The Quintal Café opened in 2019 with the goal of creating a restaurant that feels like a welcoming home


Winding around the peninsula, I stopped at a cliff-top viewpoint to watch some humpback whales before heading for dinner at the town of Bonavista's Quintal Café. Sitting with the young owners, Bonnie and Jordan Stagg, I learned they're "moratorium kids", the generation who grew up after the 1992 end of the cod fishery. "Family said, 'move away, get an education, live somewhere with a future,'" Bonnie told me, as a local fisherman/musician filled the cosy space with music about the loss of cod and the loss of hope.

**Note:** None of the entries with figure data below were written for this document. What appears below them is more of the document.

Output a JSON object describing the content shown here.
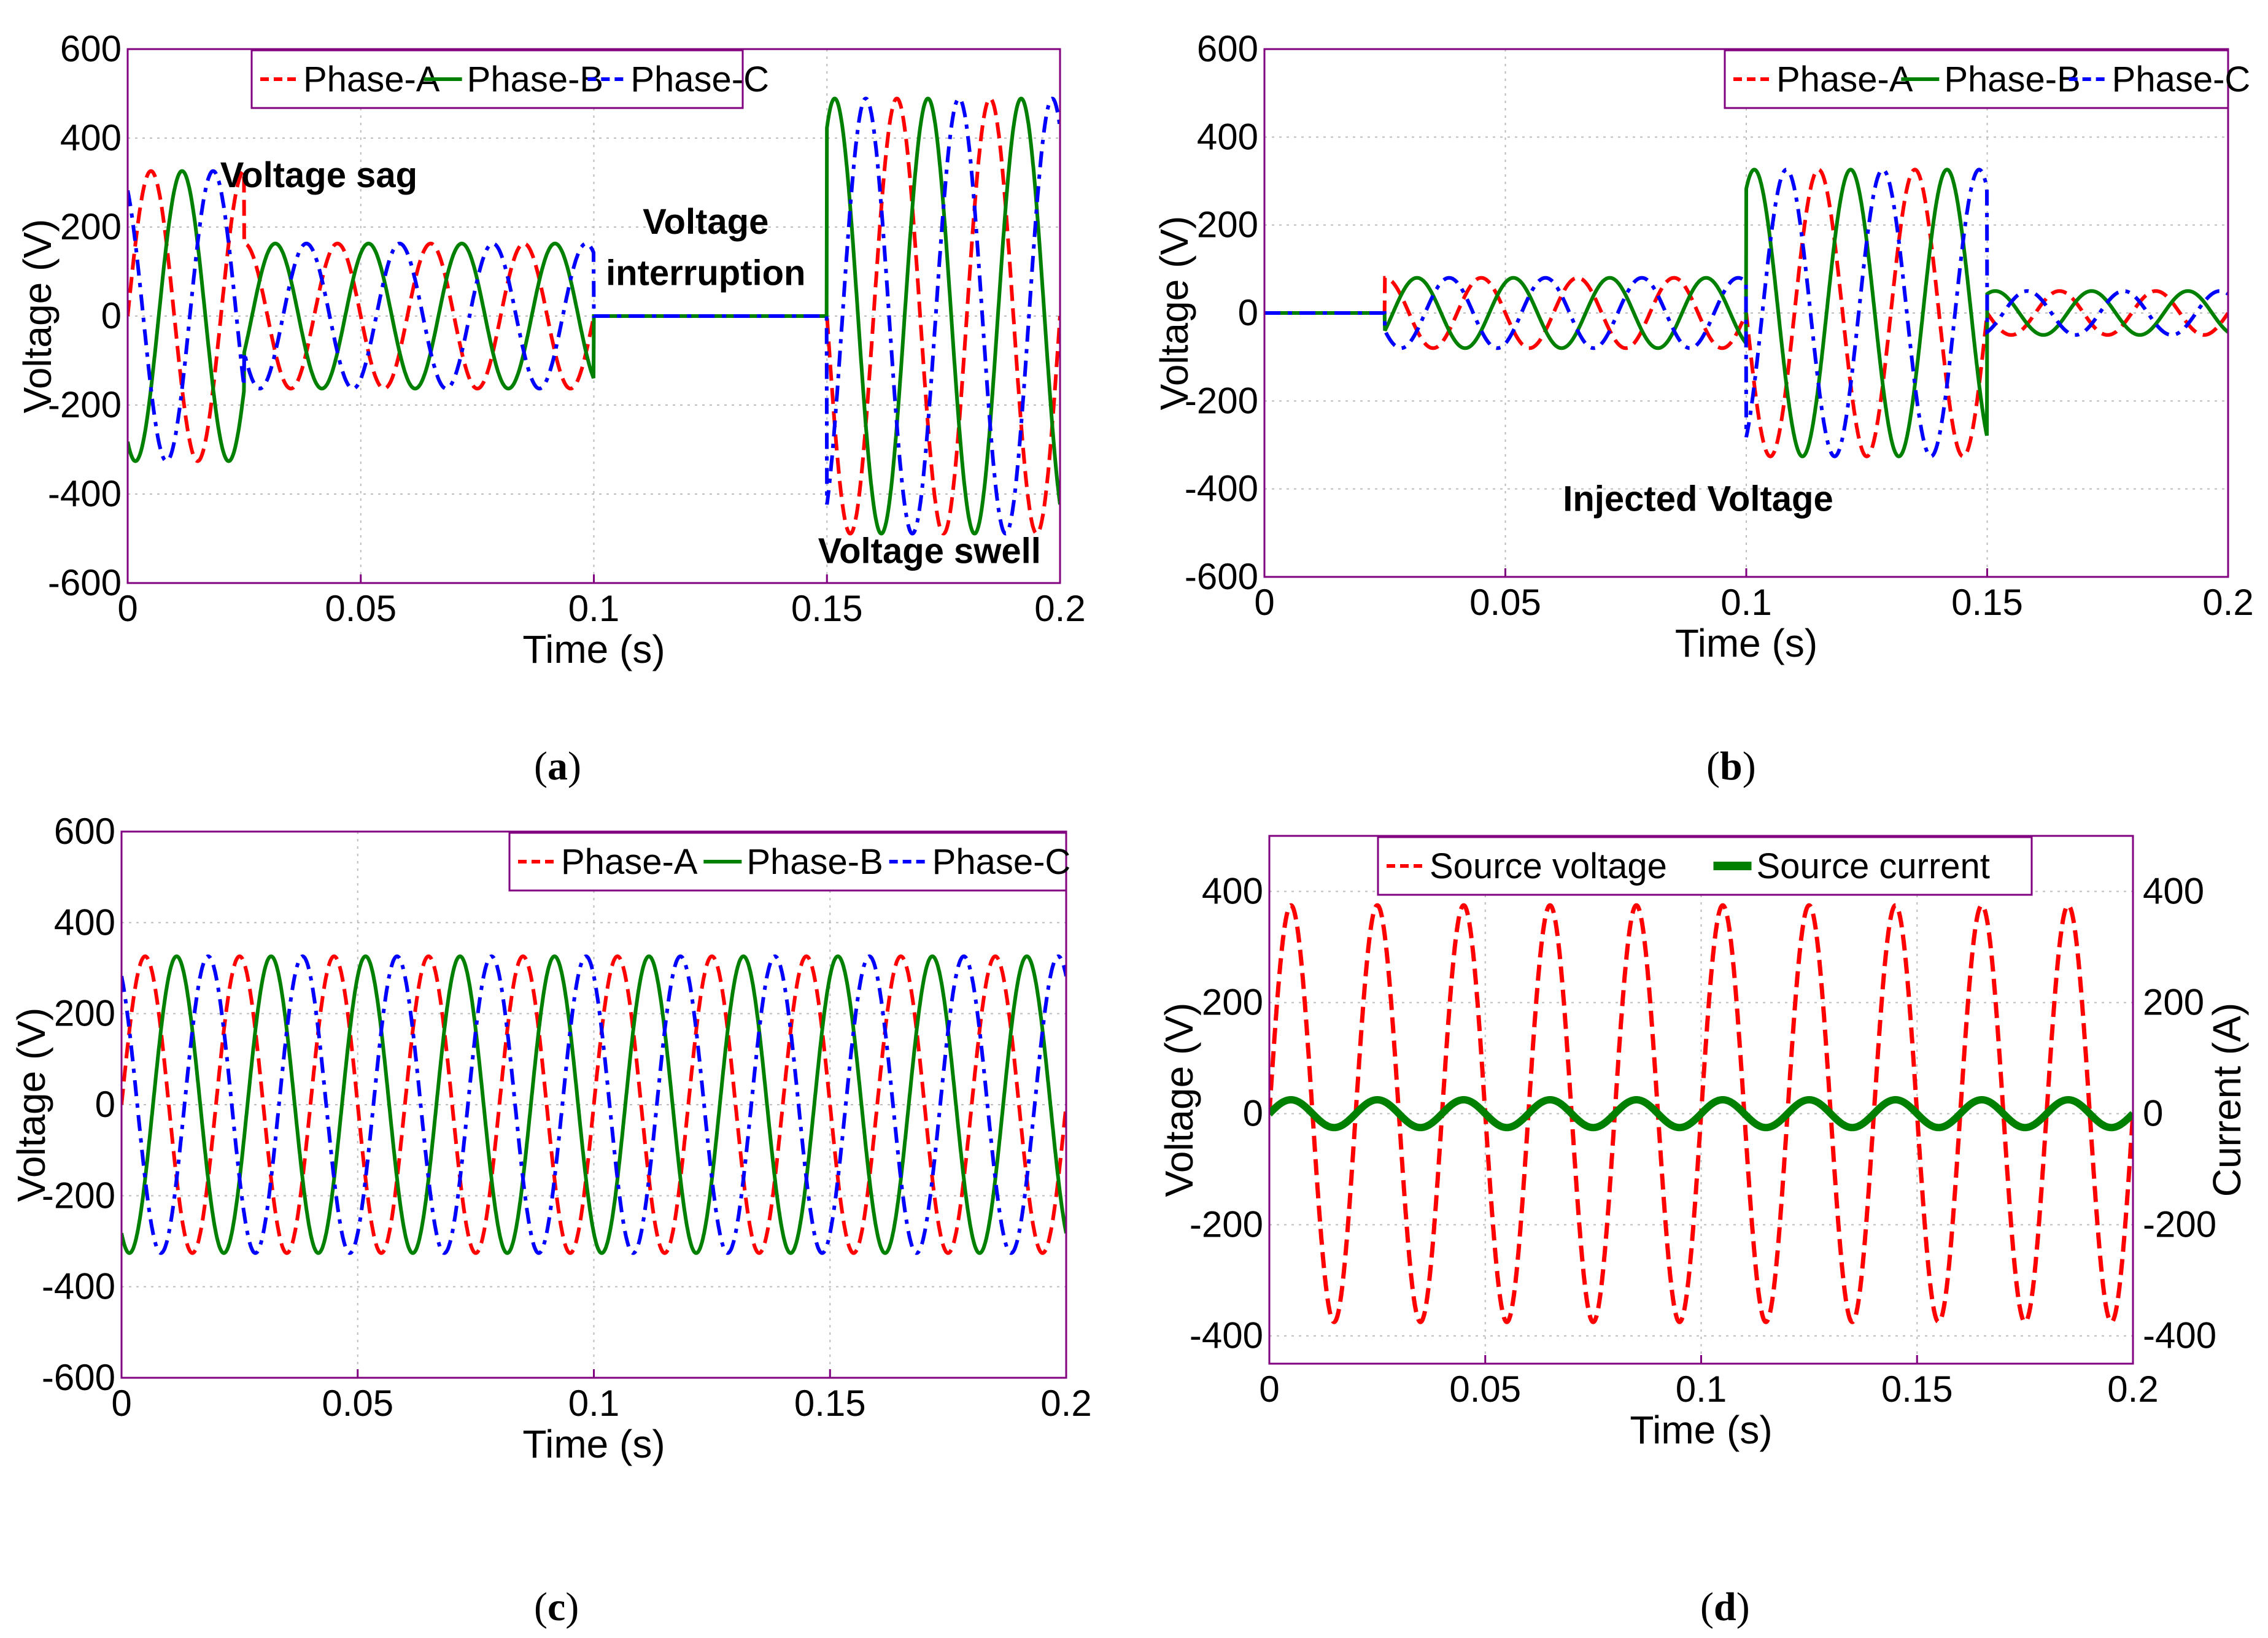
{
  "chart_data": [
    {
      "id": "a",
      "type": "line",
      "caption": {
        "open": "(",
        "letter": "a",
        "close": ")"
      },
      "xlabel": "Time (s)",
      "ylabel": "Voltage (V)",
      "xlim": [
        0,
        0.2
      ],
      "ylim": [
        -600,
        600
      ],
      "xticks": [
        "0",
        "0.05",
        "0.1",
        "0.15",
        "0.2"
      ],
      "yticks": [
        "-600",
        "-400",
        "-200",
        "0",
        "200",
        "400",
        "600"
      ],
      "legend_position": "top-center",
      "series": [
        {
          "name": "Phase-A",
          "color": "#ff0000",
          "style": "dashed",
          "phase_deg": 0
        },
        {
          "name": "Phase-B",
          "color": "#008000",
          "style": "solid",
          "phase_deg": -120
        },
        {
          "name": "Phase-C",
          "color": "#0000ff",
          "style": "dashdot",
          "phase_deg": 120
        }
      ],
      "waveform": {
        "frequency_hz": 50,
        "segments": [
          {
            "t0": 0,
            "t1": 0.025,
            "amplitude": 326
          },
          {
            "t0": 0.025,
            "t1": 0.1,
            "amplitude": 163
          },
          {
            "t0": 0.1,
            "t1": 0.15,
            "amplitude": 0
          },
          {
            "t0": 0.15,
            "t1": 0.2,
            "amplitude": 489
          }
        ]
      },
      "annotations": [
        {
          "text": "Voltage sag",
          "x": 0.041,
          "y": 290
        },
        {
          "text": "Voltage",
          "x": 0.124,
          "y": 185
        },
        {
          "text": "interruption",
          "x": 0.124,
          "y": 70
        },
        {
          "text": "Voltage swell",
          "x": 0.172,
          "y": -555
        }
      ]
    },
    {
      "id": "b",
      "type": "line",
      "caption": {
        "open": "(",
        "letter": "b",
        "close": ")"
      },
      "xlabel": "Time (s)",
      "ylabel": "Voltage (V)",
      "xlim": [
        0,
        0.2
      ],
      "ylim": [
        -600,
        600
      ],
      "xticks": [
        "0",
        "0.05",
        "0.1",
        "0.15",
        "0.2"
      ],
      "yticks": [
        "-600",
        "-400",
        "-200",
        "0",
        "200",
        "400",
        "600"
      ],
      "legend_position": "top-right",
      "series": [
        {
          "name": "Phase-A",
          "color": "#ff0000",
          "style": "dashed",
          "phase_deg": 0
        },
        {
          "name": "Phase-B",
          "color": "#008000",
          "style": "solid",
          "phase_deg": -120
        },
        {
          "name": "Phase-C",
          "color": "#0000ff",
          "style": "dashdot",
          "phase_deg": 120
        }
      ],
      "waveform": {
        "frequency_hz": 50,
        "segments": [
          {
            "t0": 0,
            "t1": 0.025,
            "amplitude": 0
          },
          {
            "t0": 0.025,
            "t1": 0.1,
            "amplitude": 80
          },
          {
            "t0": 0.1,
            "t1": 0.15,
            "amplitude": 326,
            "invert": true
          },
          {
            "t0": 0.15,
            "t1": 0.2,
            "amplitude": 50
          }
        ]
      },
      "annotations": [
        {
          "text": "Injected Voltage",
          "x": 0.09,
          "y": -450
        }
      ]
    },
    {
      "id": "c",
      "type": "line",
      "caption": {
        "open": "(",
        "letter": "c",
        "close": ")"
      },
      "xlabel": "Time (s)",
      "ylabel": "Voltage (V)",
      "xlim": [
        0,
        0.2
      ],
      "ylim": [
        -600,
        600
      ],
      "xticks": [
        "0",
        "0.05",
        "0.1",
        "0.15",
        "0.2"
      ],
      "yticks": [
        "-600",
        "-400",
        "-200",
        "0",
        "200",
        "400",
        "600"
      ],
      "legend_position": "top-right",
      "series": [
        {
          "name": "Phase-A",
          "color": "#ff0000",
          "style": "dashed",
          "phase_deg": 0
        },
        {
          "name": "Phase-B",
          "color": "#008000",
          "style": "solid",
          "phase_deg": -120
        },
        {
          "name": "Phase-C",
          "color": "#0000ff",
          "style": "dashdot",
          "phase_deg": 120
        }
      ],
      "waveform": {
        "frequency_hz": 50,
        "segments": [
          {
            "t0": 0,
            "t1": 0.2,
            "amplitude": 326
          }
        ]
      },
      "annotations": []
    },
    {
      "id": "d",
      "type": "line",
      "caption": {
        "open": "(",
        "letter": "d",
        "close": ")"
      },
      "xlabel": "Time (s)",
      "ylabel": "Voltage (V)",
      "ylabel_right": "Current (A)",
      "xlim": [
        0,
        0.2
      ],
      "ylim": [
        -450,
        500
      ],
      "ylim_right": [
        -450,
        500
      ],
      "xticks": [
        "0",
        "0.05",
        "0.1",
        "0.15",
        "0.2"
      ],
      "yticks": [
        "-400",
        "-200",
        "0",
        "200",
        "400"
      ],
      "yticks_right": [
        "-400",
        "-200",
        "0",
        "200",
        "400"
      ],
      "legend_position": "top-center",
      "series": [
        {
          "name": "Source voltage",
          "color": "#ff0000",
          "style": "dashed",
          "amplitude": 375,
          "frequency_hz": 50,
          "phase_deg": 0,
          "axis": "left"
        },
        {
          "name": "Source current",
          "color": "#008000",
          "style": "solid",
          "amplitude": 25,
          "frequency_hz": 50,
          "phase_deg": 0,
          "axis": "right"
        }
      ],
      "annotations": []
    }
  ]
}
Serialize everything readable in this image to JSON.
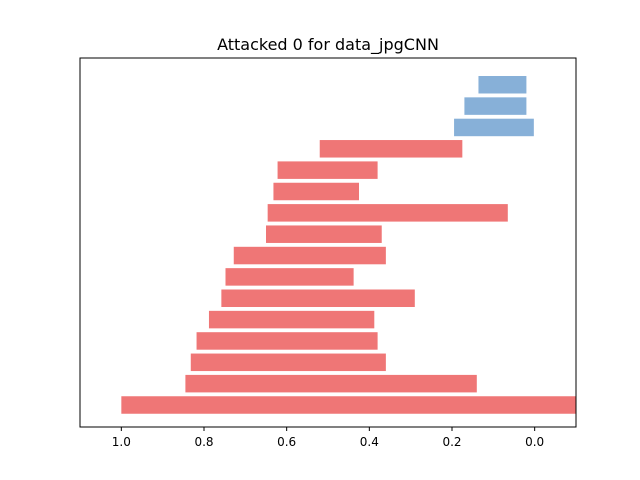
{
  "chart_data": {
    "type": "bar",
    "orientation": "horizontal",
    "title": "Attacked 0 for data_jpgCNN",
    "xlabel": "",
    "ylabel": "",
    "x_inverted": true,
    "xlim": [
      1.1,
      -0.1
    ],
    "xticks": [
      1.0,
      0.8,
      0.6,
      0.4,
      0.2,
      0.0
    ],
    "xtick_labels": [
      "1.0",
      "0.8",
      "0.6",
      "0.4",
      "0.2",
      "0.0"
    ],
    "y_ticks_visible": false,
    "grid": false,
    "colors": {
      "positive": "#87b0d8",
      "negative": "#ef7676"
    },
    "bars": [
      {
        "left": 1.0,
        "right": -0.1,
        "color": "negative"
      },
      {
        "left": 0.845,
        "right": 0.14,
        "color": "negative"
      },
      {
        "left": 0.832,
        "right": 0.36,
        "color": "negative"
      },
      {
        "left": 0.818,
        "right": 0.38,
        "color": "negative"
      },
      {
        "left": 0.788,
        "right": 0.388,
        "color": "negative"
      },
      {
        "left": 0.758,
        "right": 0.29,
        "color": "negative"
      },
      {
        "left": 0.748,
        "right": 0.438,
        "color": "negative"
      },
      {
        "left": 0.728,
        "right": 0.36,
        "color": "negative"
      },
      {
        "left": 0.65,
        "right": 0.37,
        "color": "negative"
      },
      {
        "left": 0.646,
        "right": 0.065,
        "color": "negative"
      },
      {
        "left": 0.632,
        "right": 0.425,
        "color": "negative"
      },
      {
        "left": 0.622,
        "right": 0.38,
        "color": "negative"
      },
      {
        "left": 0.52,
        "right": 0.175,
        "color": "negative"
      },
      {
        "left": 0.195,
        "right": 0.002,
        "color": "positive"
      },
      {
        "left": 0.17,
        "right": 0.02,
        "color": "positive"
      },
      {
        "left": 0.136,
        "right": 0.02,
        "color": "positive"
      }
    ]
  }
}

The couple left for school and jobs, but missed their hometown. By 2016, they saw Bonavista's population had stopped shrinking and, thanks to tourism, new businesses were opening. They decided they wanted to raise their kids where they grew up.

In 2017, the pair started Bonavista Adventure Tours – a tour company that offers hands-on activities like foraging for berries and a traditional Newfoundland beach "boil up" picnic and bonfire. Jordan said everything they do has to offer a sense of place. "We wanted to give tours that could only happen in Newfoundland."

Two years later they opened the cafe. With the goal of creating a restaurant that feels like a welcoming home, they found regional potters to make their dishes, source food and drink locally and employ neighbourhood musicians to give the restaurant a kitchen party atmosphere.

"Sometimes I pinch myself. I never dreamed we'd come home," said Bonnie. "I used to hear stories about these towns when they were alive. So, it's surreal seeing people coming back, fixing the old houses and deciding to stay. They're filled with hope."